Saturday, August 14, 2010

Prelude to a God Post

In a future post I will prove that god exists. The proof is pretty much the same as the proof that Santa Claus exists, which I will present here. It is a "proof by redefinition", which I am finding very useful in a world where more and more of what we experience can be shown to be subjective or relative.

Proof of the existence of Santa

First, there is evidence that Santa Claus exists. Every Christmas morning, millions of children wake up to find presents that are addressed from Santa. If you axe the parents of these kids, "From whom are these presents?", many or most will say "They're from Santa Claus."

Who then is this clearly existent Santa Claus? Every Christmas, millions of parents take on the role of Santa, buying the presents, signing his name. If you allow a definition of Santa that doesn't have to be "one person", you can call this collective group of parents "Santa". In the way that Santa matters -- bringing toys to millions of kids on Christmas Eve night -- this group of parents fits the definition. They also label themselves with this definition.

You can equally easily prove that Santa doesn't exist. If you define Santa as a magical fat human who lives at the North Pole and delivers millions of toys by sleigh, sequentially all in one night, you will not find much evidence of his existence. In fact you can easily find evidence of "impostors" (parents) planting false evidence of his existence.

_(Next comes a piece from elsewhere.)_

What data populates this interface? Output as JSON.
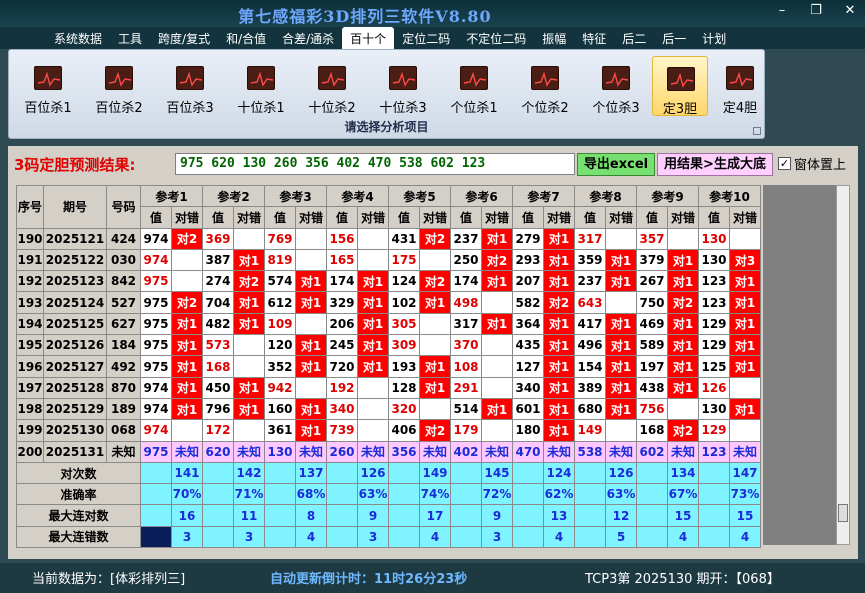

And so, whether Santa exists or doesn't, or can be proven or not, depends completely on how you define "Santa". Fortunately, we're given plenty of opportunity to make such definitions. Santa is based on St. Nicolas, an apparently real human who did in fact deliver gifts individually. The idea of a flying sleigh, elves, and a North Pole toy shop are all part of a myth, built around St. Nick. The myth need not have anything to do with the actual definition of Santa. Whether you define Santa as St. Nick, or as the myth, or simply as a label to describe the role that parents take on at Christmas, is up to you.

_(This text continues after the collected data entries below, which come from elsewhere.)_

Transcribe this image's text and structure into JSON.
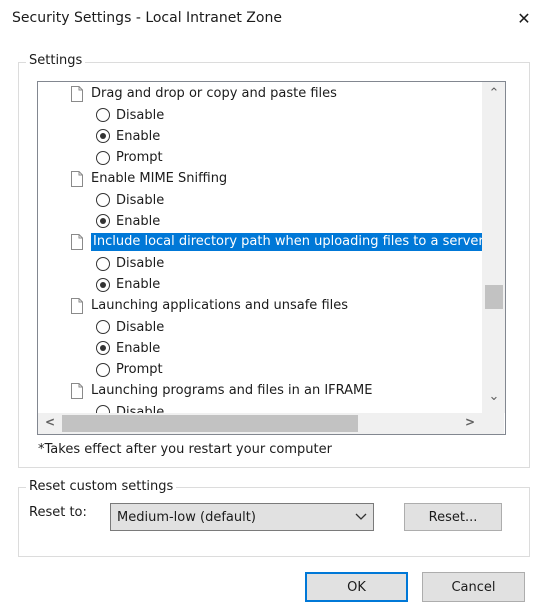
{
  "window": {
    "title": "Security Settings - Local Intranet Zone",
    "close_glyph": "✕"
  },
  "settings_group": {
    "label": "Settings"
  },
  "entries": [
    {
      "label": "Drag and drop or copy and paste files",
      "selected": false,
      "options": [
        {
          "label": "Disable",
          "checked": false
        },
        {
          "label": "Enable",
          "checked": true
        },
        {
          "label": "Prompt",
          "checked": false
        }
      ]
    },
    {
      "label": "Enable MIME Sniffing",
      "selected": false,
      "options": [
        {
          "label": "Disable",
          "checked": false
        },
        {
          "label": "Enable",
          "checked": true
        }
      ]
    },
    {
      "label": "Include local directory path when uploading files to a server",
      "selected": true,
      "options": [
        {
          "label": "Disable",
          "checked": false
        },
        {
          "label": "Enable",
          "checked": true
        }
      ]
    },
    {
      "label": "Launching applications and unsafe files",
      "selected": false,
      "options": [
        {
          "label": "Disable",
          "checked": false
        },
        {
          "label": "Enable",
          "checked": true
        },
        {
          "label": "Prompt",
          "checked": false
        }
      ]
    },
    {
      "label": "Launching programs and files in an IFRAME",
      "selected": false,
      "options": [
        {
          "label": "Disable",
          "checked": false
        }
      ]
    }
  ],
  "scroll": {
    "up_glyph": "⌃",
    "down_glyph": "⌄",
    "left_glyph": "<",
    "right_glyph": ">"
  },
  "note": "*Takes effect after you restart your computer",
  "reset_group": {
    "label": "Reset custom settings",
    "reset_to_label": "Reset to:",
    "dropdown_value": "Medium-low (default)",
    "reset_button": "Reset..."
  },
  "buttons": {
    "ok": "OK",
    "cancel": "Cancel"
  }
}
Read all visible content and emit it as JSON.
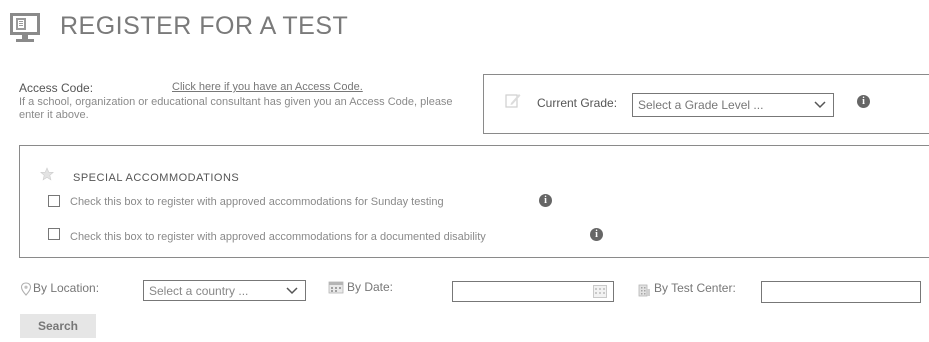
{
  "header": {
    "title": "REGISTER FOR A TEST",
    "icon": "monitor-document-icon"
  },
  "access_code": {
    "label": "Access Code:",
    "link": "Click here if you have an Access Code.",
    "help": "If a school, organization or educational consultant has given you an Access Code, please enter it above."
  },
  "grade": {
    "label": "Current Grade:",
    "selected": "Select a Grade Level ...",
    "icon": "pencil-icon",
    "info_icon": "info-icon"
  },
  "accommodations": {
    "title": "SPECIAL ACCOMMODATIONS",
    "icon": "star-icon",
    "options": [
      {
        "label": "Check this box to register with approved accommodations for Sunday testing",
        "checked": false
      },
      {
        "label": "Check this box to register with approved accommodations for a documented disability",
        "checked": false
      }
    ]
  },
  "search_bar": {
    "location_label": "By Location:",
    "country_selected": "Select a country ...",
    "date_label": "By Date:",
    "date_value": "",
    "center_label": "By Test Center:",
    "center_value": "",
    "search_label": "Search"
  },
  "colors": {
    "border": "#8a8a8a",
    "text": "#555555",
    "button_bg": "#e6e6e6"
  }
}
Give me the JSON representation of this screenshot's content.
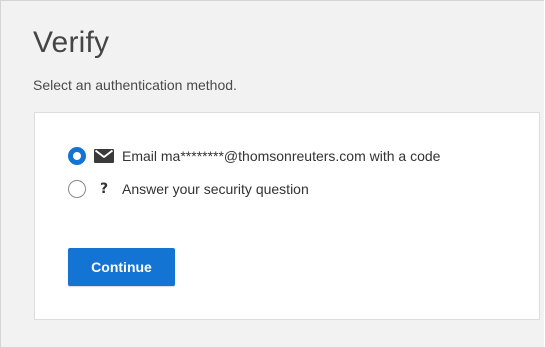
{
  "header": {
    "title": "Verify",
    "subtitle": "Select an authentication method."
  },
  "options": [
    {
      "label": "Email ma********@thomsonreuters.com with a code",
      "icon": "envelope-icon",
      "selected": true
    },
    {
      "label": "Answer your security question",
      "icon": "question-mark-icon",
      "glyph": "?",
      "selected": false
    }
  ],
  "actions": {
    "continue_label": "Continue"
  },
  "colors": {
    "accent": "#1474d4",
    "background": "#f2f2f2",
    "card": "#ffffff"
  }
}
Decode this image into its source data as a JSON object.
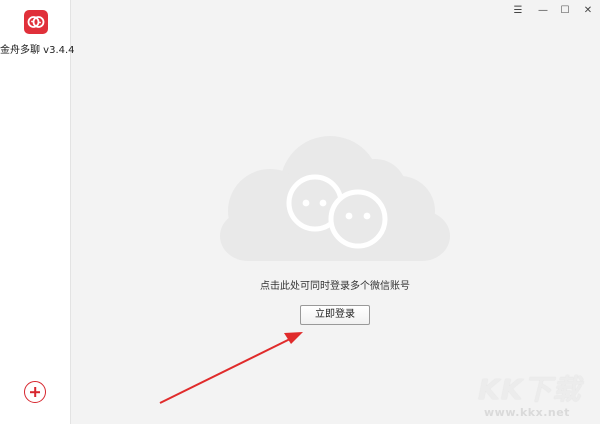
{
  "app": {
    "name": "金舟多聊 v3.4.4",
    "brand_color": "#e0303a"
  },
  "window_controls": {
    "menu_icon": "menu-icon",
    "minimize_icon": "minimize-icon",
    "maximize_icon": "maximize-icon",
    "close_icon": "close-icon",
    "menu_glyph": "☰",
    "minimize_glyph": "—",
    "maximize_glyph": "☐",
    "close_glyph": "✕"
  },
  "sidebar": {
    "add_icon": "plus-circle-icon",
    "accent": "#d7262e"
  },
  "main": {
    "illustration_icon": "cloud-chat-icon",
    "hint_text": "点击此处可同时登录多个微信账号",
    "login_button": "立即登录",
    "arrow_color": "#e02b2b"
  },
  "watermark": {
    "title": "KK下载",
    "url": "www.kkx.net"
  }
}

Clearly, the same idea applies to "god". There is plenty of myth surrounding the concept of god, and we choose which myths to accept and which to ignore (Does god look human? Are there multiple gods -- a god of the sun, a god of the sea, a god of lightning?). Everyone has a different (if even just slightly) definition of the meaning of "god". Most of us are free to choose what god means to each of us as individuals, and many of us incorporate what we "think" into what we believe. And, we can choose to define god as something that clearly exists, or something that doesn't, or something that is not provable either way.